И в том винил он себя, что не оставил жену с детьми в Москве, где добрые люди не дали бы им помереть с голода. Но и жить отдельно от них, родных и самых близких, без назидательных и сочувственных высказываний Анастасии Марковны, без вечерних бесед-размышлений, когда он с жаром рассказывал ей о том, что приключилось с ним прошедшим днем.
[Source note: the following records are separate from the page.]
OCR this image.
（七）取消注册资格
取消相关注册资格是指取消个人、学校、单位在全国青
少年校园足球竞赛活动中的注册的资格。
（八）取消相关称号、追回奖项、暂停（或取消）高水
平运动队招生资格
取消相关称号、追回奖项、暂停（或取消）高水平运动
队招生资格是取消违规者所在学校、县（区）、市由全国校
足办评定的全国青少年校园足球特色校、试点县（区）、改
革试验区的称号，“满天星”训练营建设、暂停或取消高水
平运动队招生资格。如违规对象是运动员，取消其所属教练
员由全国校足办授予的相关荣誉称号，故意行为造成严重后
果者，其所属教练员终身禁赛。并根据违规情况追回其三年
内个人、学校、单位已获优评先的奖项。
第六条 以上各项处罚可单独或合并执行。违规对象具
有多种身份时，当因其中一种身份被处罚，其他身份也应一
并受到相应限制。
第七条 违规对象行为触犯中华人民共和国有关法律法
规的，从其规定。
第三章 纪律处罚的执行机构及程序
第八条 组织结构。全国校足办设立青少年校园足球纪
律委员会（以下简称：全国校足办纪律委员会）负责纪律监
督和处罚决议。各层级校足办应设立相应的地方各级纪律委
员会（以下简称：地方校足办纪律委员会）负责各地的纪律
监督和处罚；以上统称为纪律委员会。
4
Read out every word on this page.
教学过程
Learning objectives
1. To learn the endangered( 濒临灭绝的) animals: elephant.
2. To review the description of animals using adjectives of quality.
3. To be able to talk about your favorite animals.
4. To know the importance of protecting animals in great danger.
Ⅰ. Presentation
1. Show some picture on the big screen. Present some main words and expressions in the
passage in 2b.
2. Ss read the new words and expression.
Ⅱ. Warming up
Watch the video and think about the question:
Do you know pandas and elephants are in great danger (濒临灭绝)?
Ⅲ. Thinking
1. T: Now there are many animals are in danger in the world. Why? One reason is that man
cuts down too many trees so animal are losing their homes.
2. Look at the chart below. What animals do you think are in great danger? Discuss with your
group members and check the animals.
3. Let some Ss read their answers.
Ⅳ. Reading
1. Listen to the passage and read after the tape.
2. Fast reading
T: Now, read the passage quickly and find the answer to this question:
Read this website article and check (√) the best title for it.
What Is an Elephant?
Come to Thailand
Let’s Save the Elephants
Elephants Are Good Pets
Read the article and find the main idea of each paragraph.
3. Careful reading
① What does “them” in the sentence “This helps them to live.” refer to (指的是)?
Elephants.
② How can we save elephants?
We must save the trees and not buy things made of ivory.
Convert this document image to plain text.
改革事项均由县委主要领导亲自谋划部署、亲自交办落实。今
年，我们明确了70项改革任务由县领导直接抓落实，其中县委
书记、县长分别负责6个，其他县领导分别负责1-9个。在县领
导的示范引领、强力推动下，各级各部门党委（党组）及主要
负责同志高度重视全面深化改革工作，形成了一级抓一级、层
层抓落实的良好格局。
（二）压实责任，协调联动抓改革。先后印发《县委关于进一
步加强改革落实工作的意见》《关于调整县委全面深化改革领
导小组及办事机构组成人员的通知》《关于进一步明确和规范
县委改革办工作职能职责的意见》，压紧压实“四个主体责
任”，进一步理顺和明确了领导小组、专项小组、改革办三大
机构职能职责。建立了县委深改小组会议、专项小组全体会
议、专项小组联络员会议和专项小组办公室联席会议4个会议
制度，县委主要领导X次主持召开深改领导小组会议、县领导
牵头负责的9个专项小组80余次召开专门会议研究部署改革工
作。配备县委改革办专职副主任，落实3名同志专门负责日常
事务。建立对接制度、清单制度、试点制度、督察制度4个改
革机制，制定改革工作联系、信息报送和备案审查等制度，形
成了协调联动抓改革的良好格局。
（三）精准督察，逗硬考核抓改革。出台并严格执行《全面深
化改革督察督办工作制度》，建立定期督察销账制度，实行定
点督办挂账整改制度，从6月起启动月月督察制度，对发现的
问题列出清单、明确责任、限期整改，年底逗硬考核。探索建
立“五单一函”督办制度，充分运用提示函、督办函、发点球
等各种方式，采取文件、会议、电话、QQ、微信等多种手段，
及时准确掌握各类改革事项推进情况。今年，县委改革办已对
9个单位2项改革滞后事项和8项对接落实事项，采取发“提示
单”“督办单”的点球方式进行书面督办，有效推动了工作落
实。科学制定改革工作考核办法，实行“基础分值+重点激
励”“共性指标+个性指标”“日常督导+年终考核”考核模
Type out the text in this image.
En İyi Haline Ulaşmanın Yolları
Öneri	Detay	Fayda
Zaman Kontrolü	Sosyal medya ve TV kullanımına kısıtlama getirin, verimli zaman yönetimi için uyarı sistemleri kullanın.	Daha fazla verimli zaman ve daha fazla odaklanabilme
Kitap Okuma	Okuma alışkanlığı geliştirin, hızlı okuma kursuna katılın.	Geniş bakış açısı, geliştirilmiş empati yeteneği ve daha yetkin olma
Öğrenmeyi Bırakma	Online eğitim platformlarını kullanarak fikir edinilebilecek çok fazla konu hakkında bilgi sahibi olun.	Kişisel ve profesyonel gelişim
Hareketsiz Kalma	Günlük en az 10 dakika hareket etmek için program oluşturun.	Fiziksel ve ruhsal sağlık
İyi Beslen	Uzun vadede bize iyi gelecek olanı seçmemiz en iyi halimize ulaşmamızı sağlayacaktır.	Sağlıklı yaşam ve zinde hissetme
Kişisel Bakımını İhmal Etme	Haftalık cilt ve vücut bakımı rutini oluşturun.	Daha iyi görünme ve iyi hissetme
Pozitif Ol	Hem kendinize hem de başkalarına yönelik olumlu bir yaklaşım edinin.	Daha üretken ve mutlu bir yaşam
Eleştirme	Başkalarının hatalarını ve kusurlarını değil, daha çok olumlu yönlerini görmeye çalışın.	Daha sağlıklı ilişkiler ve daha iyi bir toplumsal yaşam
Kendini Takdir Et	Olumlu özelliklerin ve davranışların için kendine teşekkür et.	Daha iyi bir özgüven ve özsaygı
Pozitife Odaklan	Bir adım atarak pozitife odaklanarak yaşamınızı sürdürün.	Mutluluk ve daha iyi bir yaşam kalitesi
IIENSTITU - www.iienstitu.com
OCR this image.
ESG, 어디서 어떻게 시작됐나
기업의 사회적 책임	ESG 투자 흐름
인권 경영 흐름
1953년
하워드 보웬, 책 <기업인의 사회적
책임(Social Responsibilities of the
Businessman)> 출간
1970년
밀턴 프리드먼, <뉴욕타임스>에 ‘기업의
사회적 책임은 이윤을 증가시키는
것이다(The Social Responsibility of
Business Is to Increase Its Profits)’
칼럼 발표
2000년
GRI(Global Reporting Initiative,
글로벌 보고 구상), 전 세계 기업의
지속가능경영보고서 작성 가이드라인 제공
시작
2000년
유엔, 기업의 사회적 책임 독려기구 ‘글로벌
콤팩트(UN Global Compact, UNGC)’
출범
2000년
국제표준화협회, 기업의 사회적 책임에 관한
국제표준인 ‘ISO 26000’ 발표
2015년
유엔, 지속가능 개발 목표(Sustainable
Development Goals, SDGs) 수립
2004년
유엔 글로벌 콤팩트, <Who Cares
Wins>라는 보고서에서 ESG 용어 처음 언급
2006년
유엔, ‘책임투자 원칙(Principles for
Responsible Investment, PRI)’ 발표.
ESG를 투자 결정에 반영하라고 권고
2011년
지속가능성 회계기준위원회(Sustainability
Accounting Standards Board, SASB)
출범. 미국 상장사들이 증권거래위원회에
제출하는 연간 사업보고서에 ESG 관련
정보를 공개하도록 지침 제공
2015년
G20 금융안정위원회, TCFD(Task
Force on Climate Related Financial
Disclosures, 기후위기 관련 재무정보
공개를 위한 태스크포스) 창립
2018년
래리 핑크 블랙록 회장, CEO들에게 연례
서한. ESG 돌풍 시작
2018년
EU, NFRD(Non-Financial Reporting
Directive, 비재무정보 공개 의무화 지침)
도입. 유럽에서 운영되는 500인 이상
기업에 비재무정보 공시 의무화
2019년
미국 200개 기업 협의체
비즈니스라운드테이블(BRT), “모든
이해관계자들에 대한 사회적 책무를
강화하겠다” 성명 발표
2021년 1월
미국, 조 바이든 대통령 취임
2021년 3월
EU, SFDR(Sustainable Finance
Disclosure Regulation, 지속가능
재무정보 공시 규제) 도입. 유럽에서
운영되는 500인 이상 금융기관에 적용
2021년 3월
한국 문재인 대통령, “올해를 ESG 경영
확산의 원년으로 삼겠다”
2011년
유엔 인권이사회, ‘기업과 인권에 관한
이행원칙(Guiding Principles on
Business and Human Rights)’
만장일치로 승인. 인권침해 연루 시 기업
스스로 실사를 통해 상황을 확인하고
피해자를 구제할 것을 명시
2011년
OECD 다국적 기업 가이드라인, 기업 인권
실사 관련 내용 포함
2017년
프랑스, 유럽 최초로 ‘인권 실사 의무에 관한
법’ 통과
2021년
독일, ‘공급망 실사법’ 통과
Не мог он обойтись и без детской суеты возле него, вопросительных взглядов сыновей, мечтающих летом отправиться с отцом на речку, а зимой с визгом и криками прокатиться с ледяной горы, соорудить на Масленую неделю крепость, поставить у крыльца снежную бабу с носом-морковкой и угольками вместо глаз, с воткнутой рядом метлой и проломанной корчагой на макушке. Когда-то и у него в детстве были подобные радости в жизни, которые, словно огонек неугасимой лампадки, грели и поддерживали уже в зрелые годы, так почему же он должен лишать себя общения с собственными детьми, которым, как он подозревал, придется пережить еще много чего недоброго и тяжкого.
«Говори, говори, — иронично отозвался тот же голос, — без семьи легче и проще свои дела вершить. И Никон не только о себе помнит, но наверняка и обо всем народе. Кто-то и вперед должен смотреть, думать о дне завтрашнем».
«А что о нем думать? Завтрашний день и без нашей воли рано ли поздно ли, а наступит. Веру надо блюсти и не отдавать ее другим на поругание, иначе и до следующего дня не дожить нам…»
— Вон деревенька какая-то виднеется, — услышал он сиплый голос Климентия, указывающего кнутовищем вправо. — Тут мы тебя и оставим, — обратился он к казаку.
— А вдруг у них кузнеца не окажется, тогда как? — спросил он, выказывая тем полную свою беспомощность.
— Пусть в другую деревню за кузнецом пошлют. Быть такого не может, чтоб во всей округе да кузнеца не сыскалось. Башкой думать надо, а не… — И он вставил словечко, от которого Аввакум невольно поморщился, но в душе согласился с возницей, полагая, что казак действительно ведет себя, как ребенок, который во всем привык полагаться на взрослых.
Климентий попридержал коней, дав возможность казаку спрыгнуть, и тут же, едва тот сошел, подстегнул их и громко присвистнул, давая им понять, что неспешная езда закончилась. Казак так и остался стоять у края санного следа, смотря им вслед, словно надеялся, что сейчас сани остановятся, подберут его, и они вместе отправятся на поиски кузнеца, а потом опять же вместе поедут дальше. Но Климентий даже не оглянулся в его сторону, а что-то сердито бормоча себе в бороду, крутил кнутом над головой, гоня коней все дальше и дальше.